Theologically, there's no problem with God creating worlds with life. It's the intelligent life that's a problem. How you could have intelligent life that isn't in need of salvation is beyond me. And yet Jesus came to this planet. Born to a specific woman. To a specific people. At a specific time.
There's only one Jesus (one Son of the Godhead). And He only dies once.
Think about an extraterrestrial civilization that lived a long time ago, in a galaxy far, far away. Imagine God telling them, "well, I'm planning to send your salvation to a planet in another galaxy, and he'll come in a form that you can't relate to, but hey, if you're willing to believe in Him you can be saved."
It just doesn't work.
But for me, there are no extraterrestrials. Earth is all there is. It clearly was put here on purpose as the probabilities of having any planet that can support intelligent life is beyond remote. Watch Hugh Ross for details if you're interested. Science keeps finding more and more things that have to be just right to have a planet like ours. Maybe they're wrong about a bunch of them. Doesn't matter, because the ones that remain make it impossible.
Abiogenesis itself is impossible from any natural chemical reactions. Watch James Tour's videos.

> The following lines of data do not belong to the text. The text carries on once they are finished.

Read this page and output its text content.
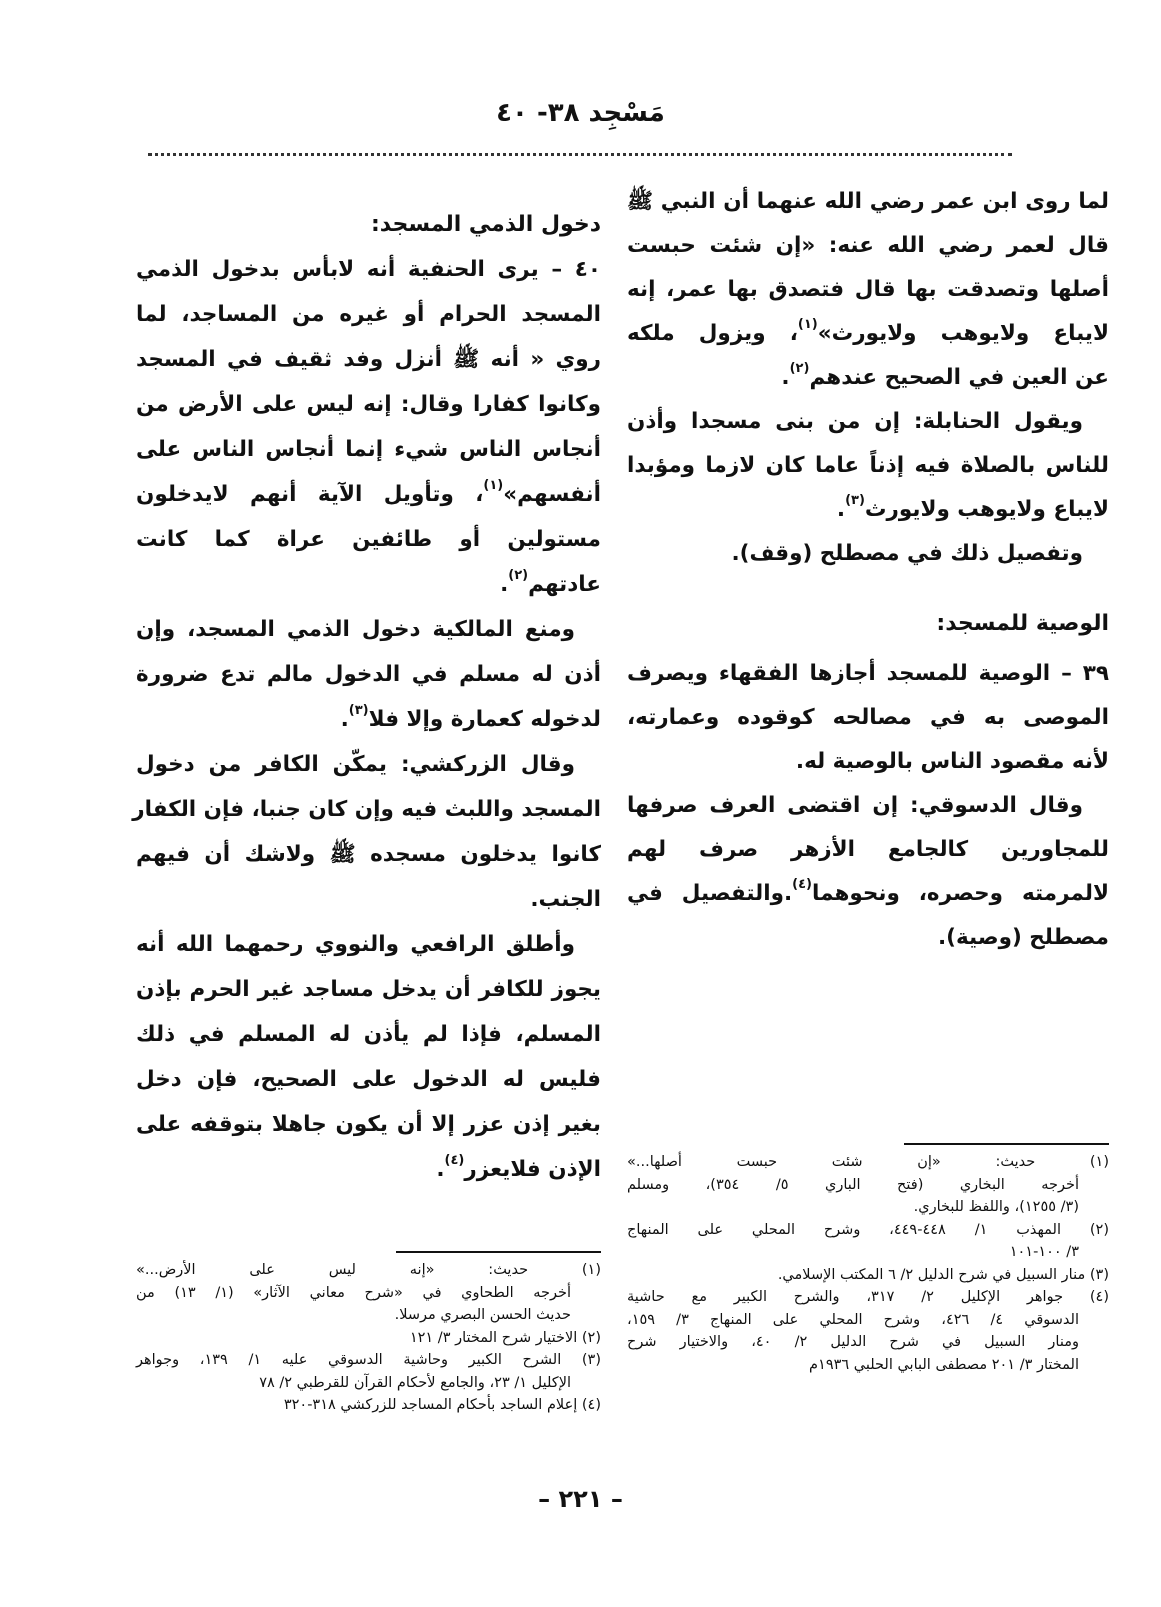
مَسْجِد ٣٨- ٤٠
لما روى ابن عمر رضي الله عنهما أن النبي ﷺ
قال لعمر رضي الله عنه: «إن شئت حبست
أصلها وتصدقت بها قال فتصدق بها عمر، إنه
لايباع ولايوهب ولايورث»$^{(١)}$، ويزول ملكه
عن العين في الصحيح عندهم$^{(٢)}$.
ويقول الحنابلة: إن من بنى مسجدا وأذن
للناس بالصلاة فيه إذناً عاما كان لازما ومؤبدا
لايباع ولايوهب ولايورث$^{(٣)}$.
وتفصيل ذلك في مصطلح (وقف).
الوصية للمسجد:
٣٩ – الوصية للمسجد أجازها الفقهاء ويصرف
الموصى به في مصالحه كوقوده وعمارته،
لأنه مقصود الناس بالوصية له.
وقال الدسوقي: إن اقتضى العرف صرفها
للمجاورين كالجامع الأزهر صرف لهم
لالمرمته وحصره، ونحوهما$^{(٤)}$.والتفصيل في
مصطلح (وصية).
دخول الذمي المسجد:
٤٠ – يرى الحنفية أنه لابأس بدخول الذمي
المسجد الحرام أو غيره من المساجد، لما
روي « أنه ﷺ أنزل وفد ثقيف في المسجد
وكانوا كفارا وقال: إنه ليس على الأرض من
أنجاس الناس شيء إنما أنجاس الناس على
أنفسهم»$^{(١)}$، وتأويل الآية أنهم لايدخلون
مستولين أو طائفين عراة كما كانت
عادتهم$^{(٢)}$.
ومنع المالكية دخول الذمي المسجد، وإن
أذن له مسلم في الدخول مالم تدع ضرورة
لدخوله كعمارة وإلا فلا$^{(٣)}$.
وقال الزركشي: يمكّن الكافر من دخول
المسجد واللبث فيه وإن كان جنبا، فإن الكفار
كانوا يدخلون مسجده ﷺ ولاشك أن فيهم
الجنب.
وأطلق الرافعي والنووي رحمهما الله أنه
يجوز للكافر أن يدخل مساجد غير الحرم بإذن
المسلم، فإذا لم يأذن له المسلم في ذلك
فليس له الدخول على الصحيح، فإن دخل
بغير إذن عزر إلا أن يكون جاهلا بتوقفه على
الإذن فلايعزر$^{(٤)}$.	(١) حديث: «إن شئت حبست أصلها...»
أخرجه البخاري (فتح الباري ٥/ ٣٥٤)، ومسلم
(٣/ ١٢٥٥)، واللفظ للبخاري.
(٢) المهذب ١/ ٤٤٨-٤٤٩، وشرح المحلي على المنهاج
٣/ ١٠٠-١٠١
(٣) منار السبيل في شرح الدليل ٢/ ٦ المكتب الإسلامي.
(٤) جواهر الإكليل ٢/ ٣١٧، والشرح الكبير مع حاشية
الدسوقي ٤/ ٤٢٦، وشرح المحلي على المنهاج ٣/ ١٥٩،
ومنار السبيل في شرح الدليل ٢/ ٤٠، والاختيار شرح
المختار ٣/ ٢٠١ مصطفى البابي الحلبي ١٩٣٦م
(١) حديث: «إنه ليس على الأرض...»
أخرجه الطحاوي في «شرح معاني الآثار» (١/ ١٣) من
حديث الحسن البصري مرسلا.
(٢) الاختيار شرح المختار ٣/ ١٢١
(٣) الشرح الكبير وحاشية الدسوقي عليه ١/ ١٣٩، وجواهر
الإكليل ١/ ٢٣، والجامع لأحكام القرآن للقرطبي ٢/ ٧٨
(٤) إعلام الساجد بأحكام المساجد للزركشي ٣١٨-٣٢٠
– ٢٢١ –
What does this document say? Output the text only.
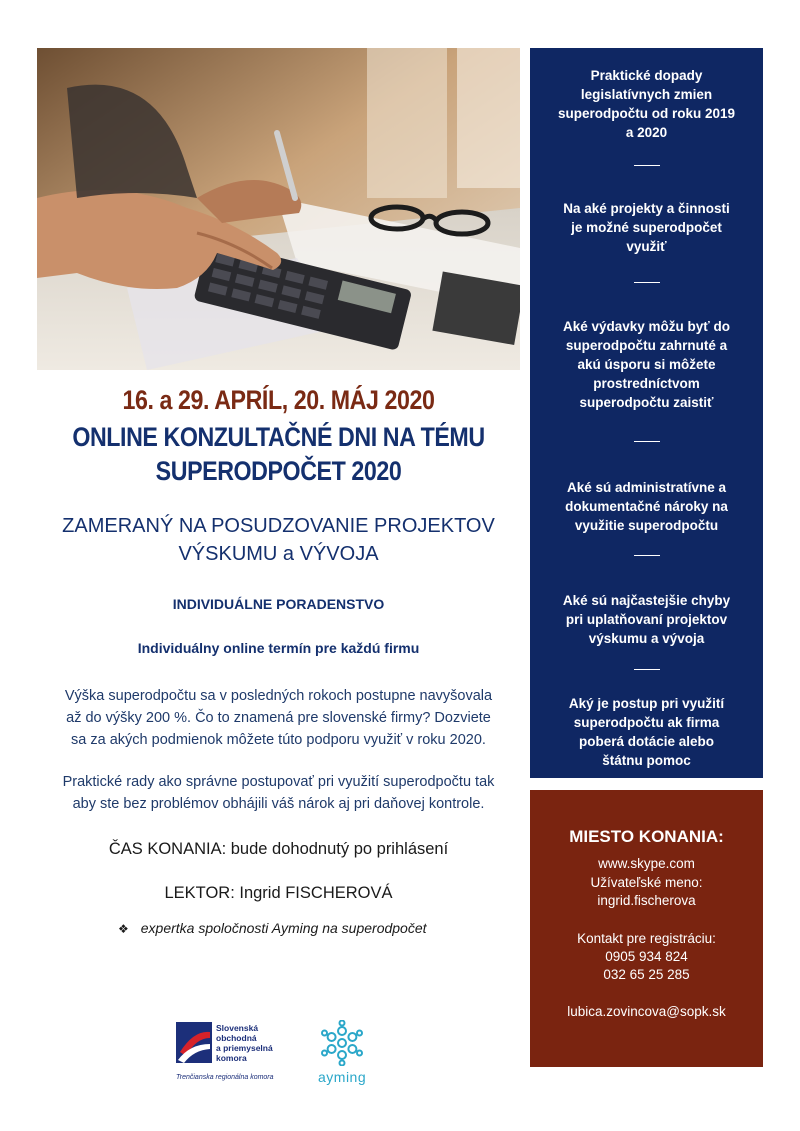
16. a 29. APRÍL, 20. MÁJ 2020
ONLINE KONZULTAČNÉ DNI NA TÉMU
SUPERODPOČET 2020
ZAMERANÝ NA POSUDZOVANIE PROJEKTOV
VÝSKUMU a VÝVOJA
INDIVIDUÁLNE PORADENSTVO
Individuálny online termín pre každú firmu
Výška superodpočtu sa v posledných rokoch postupne navyšovala
až do výšky 200 %. Čo to znamená pre slovenské firmy? Dozviete
sa za akých podmienok môžete túto podporu využiť v roku 2020.
Praktické rady ako správne postupovať pri využití superodpočtu tak
aby ste bez problémov obhájili váš nárok aj pri daňovej kontrole.
ČAS KONANIA: bude dohodnutý po prihlásení
LEKTOR: Ingrid FISCHEROVÁ
❖ expertka spoločnosti Ayming na superodpočet
Praktické dopady
legislatívnych zmien
superodpočtu od roku 2019
a 2020
Na aké projekty a činnosti
je možné superodpočet
využiť
Aké výdavky môžu byť do
superodpočtu zahrnuté a
akú úsporu si môžete
prostredníctvom
superodpočtu zaistiť
Aké sú administratívne a
dokumentačné nároky na
využitie superodpočtu
Aké sú najčastejšie chyby
pri uplatňovaní projektov
výskumu a vývoja
Aký je postup pri využití
superodpočtu ak firma
poberá dotácie alebo
štátnu pomoc
MIESTO KONANIA:
www.skype.com
Užívateľské meno:
ingrid.fischerova
Kontakt pre registráciu:
0905 934 824
032 65 25 285
lubica.zovincova@sopk.sk
Slovenská
obchodná
a priemyselná
komora
Trenčianska regionálna komora	ayming
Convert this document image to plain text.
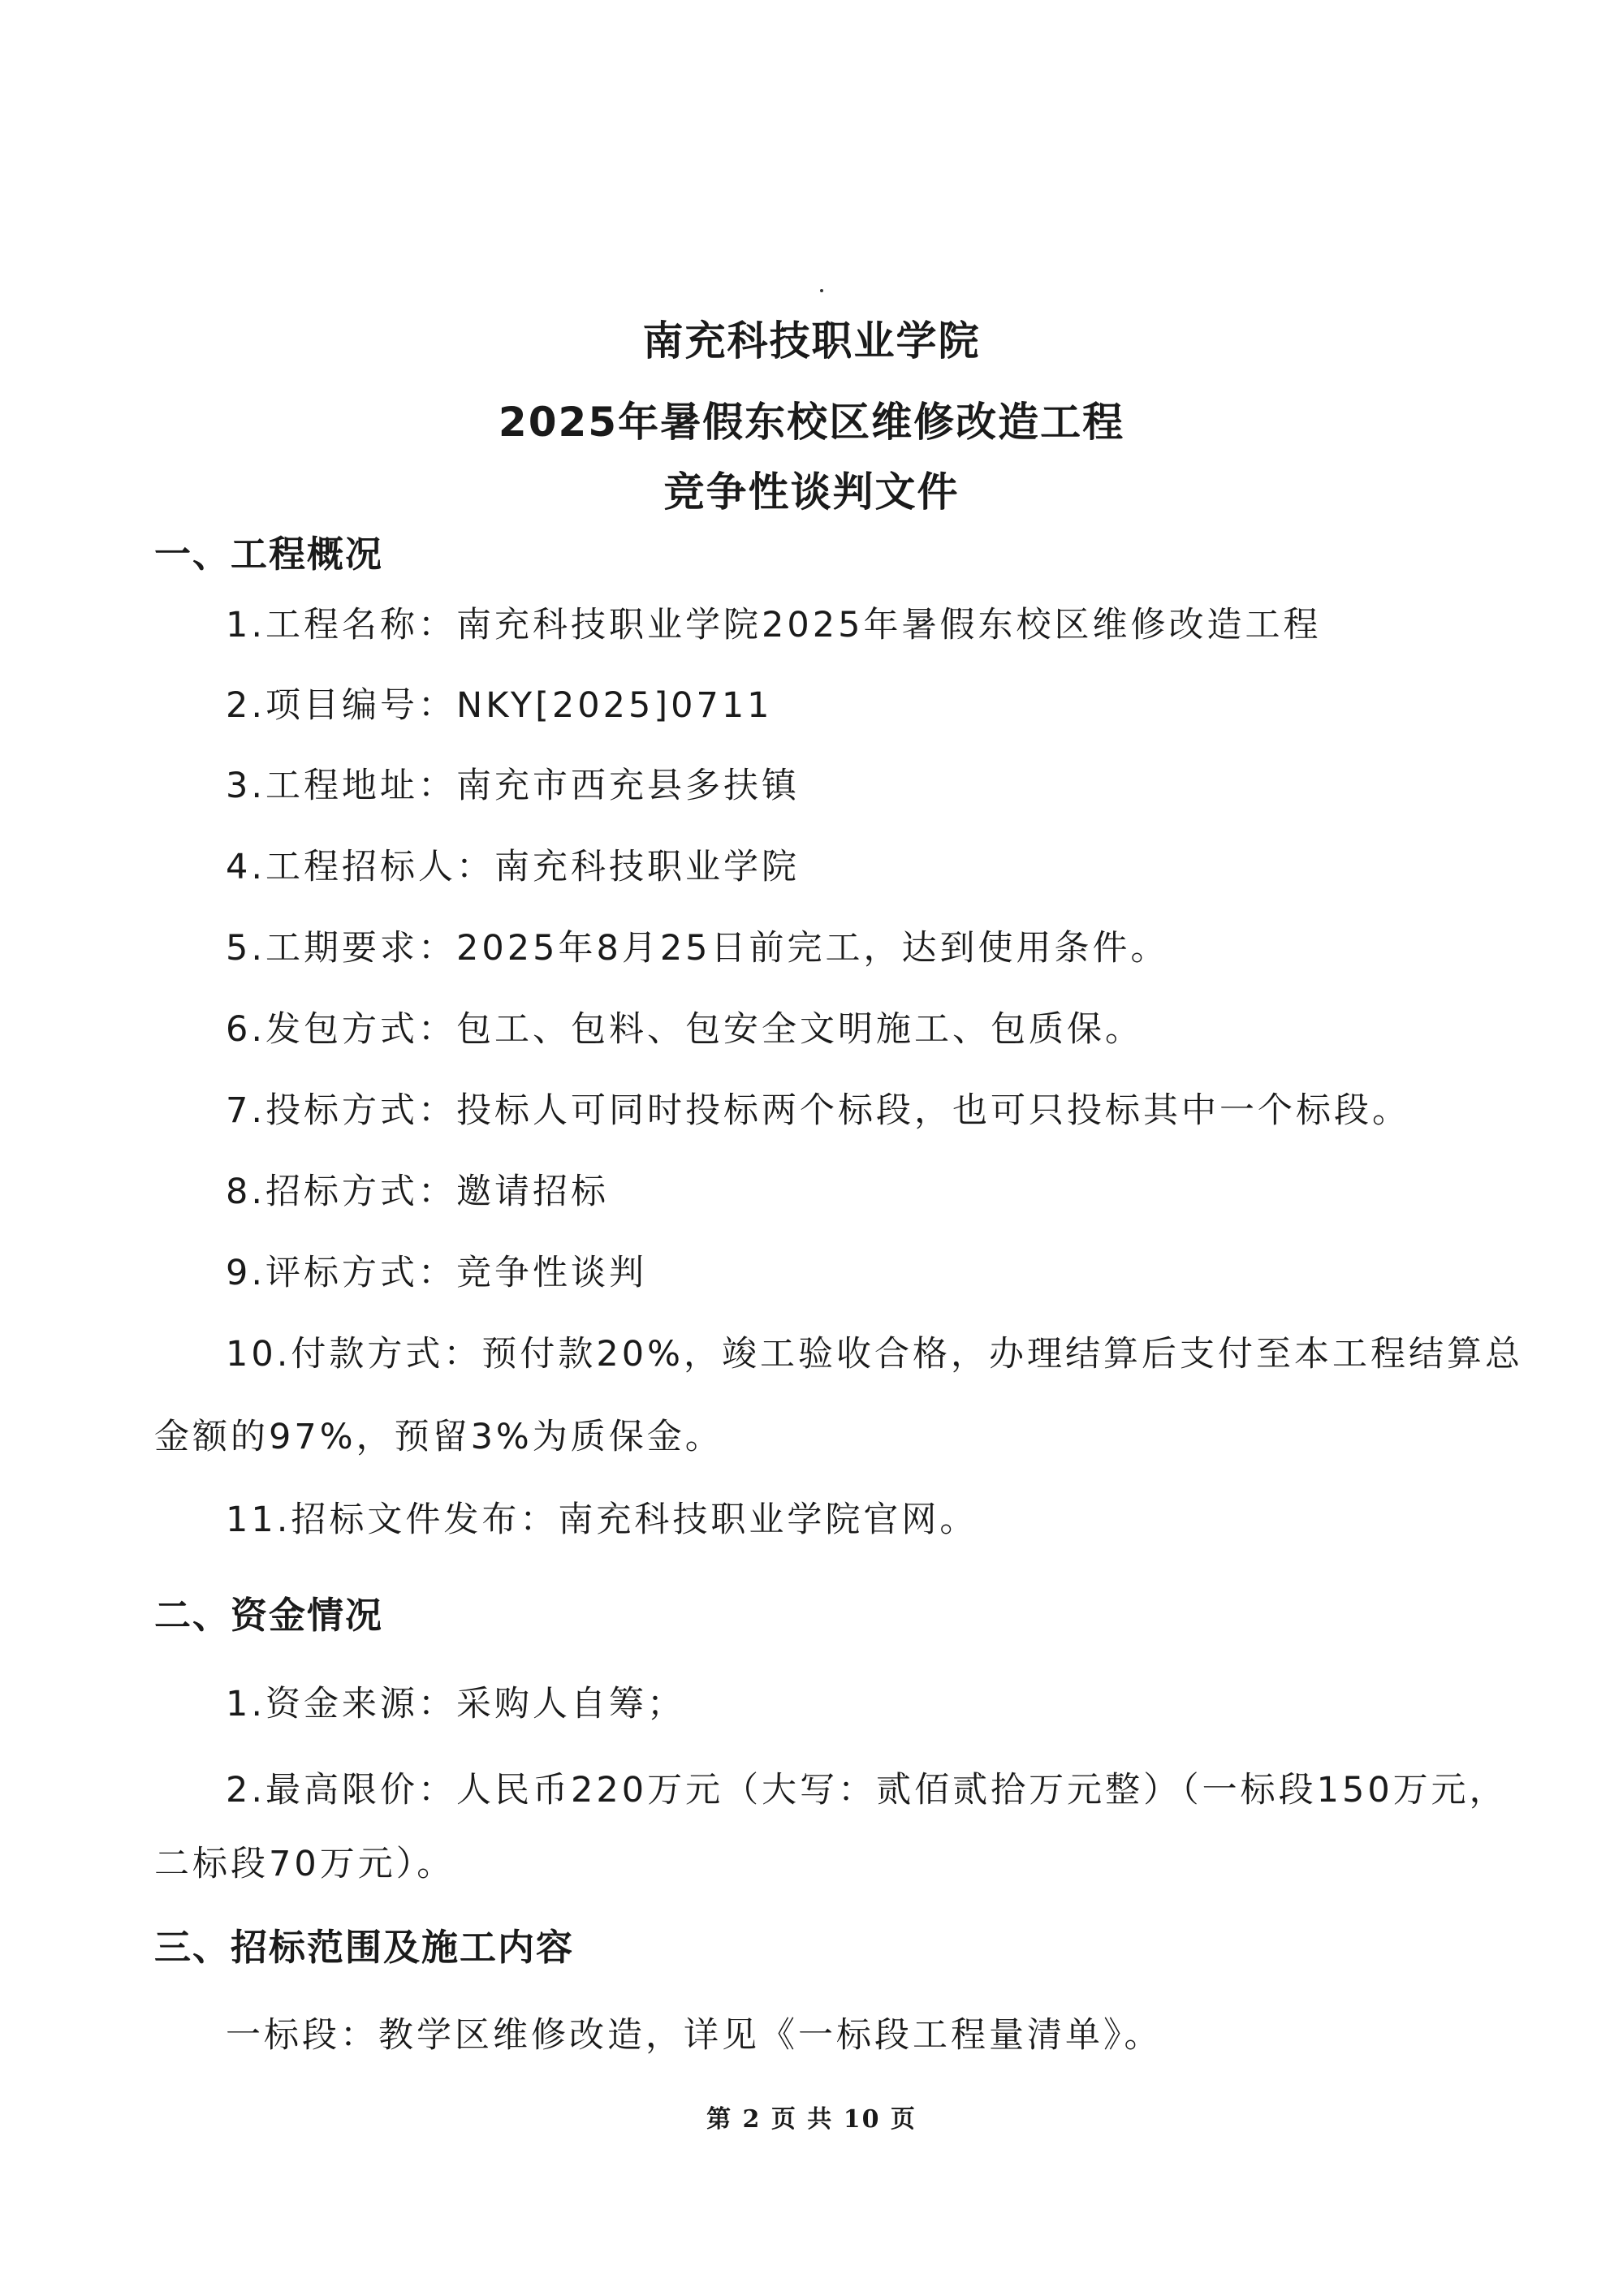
南充科技职业学院
2025年暑假东校区维修改造工程
竞争性谈判文件
一、工程概况
1.工程名称：南充科技职业学院2025年暑假东校区维修改造工程
2.项目编号：NKY[2025]0711
3.工程地址：南充市西充县多扶镇
4.工程招标人：南充科技职业学院
5.工期要求：2025年8月25日前完工，达到使用条件。
6.发包方式：包工、包料、包安全文明施工、包质保。
7.投标方式：投标人可同时投标两个标段，也可只投标其中一个标段。
8.招标方式：邀请招标
9.评标方式：竞争性谈判
10.付款方式：预付款20%，竣工验收合格，办理结算后支付至本工程结算总
金额的97%，预留3%为质保金。
11.招标文件发布：南充科技职业学院官网。
二、资金情况
1.资金来源：采购人自筹；
2.最高限价：人民币220万元（大写：贰佰贰拾万元整）（一标段150万元，
二标段70万元）。
三、招标范围及施工内容
一标段：教学区维修改造，详见《一标段工程量清单》。
第 2 页 共 10 页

For me, the rareness of Earth shows that God created the entire universe just to have us (the universe doesn't work unless it's the size it is). We are His entire focus. He had to intervene at numerous times in our history to make it work. And He spoke to us. Told us what He's up to. Made it all clear. If we just bother to read the scriptures He gave us.
He even gave humans throughout all history a sign. Only in this day have we figured out how exceptionally rare it is for any planet / moon system to have a perfect solar eclipse. But no, we blindly think it's normal.
And why do these extraterrestrials need to abduct people and do the things experiencers claim to have been done to them? What type of advanced intelligence does that? Have they been breeding an army of hybrids all this time? What for?
Or why do they hide? Why do we need a disclosure at all? Don't they have any say in this, if they are simply extraterrestrials?
And why do so many of their abilities match what exorcists say "demons" do?
Let me put it this way - do you trust these "extraterrestrials"? Would you trust them less if they didn't come from some other star system?
And when will AI make all this moot - because it will be more advanced than these entities - whatever they are? Which begs the question - where is their AI?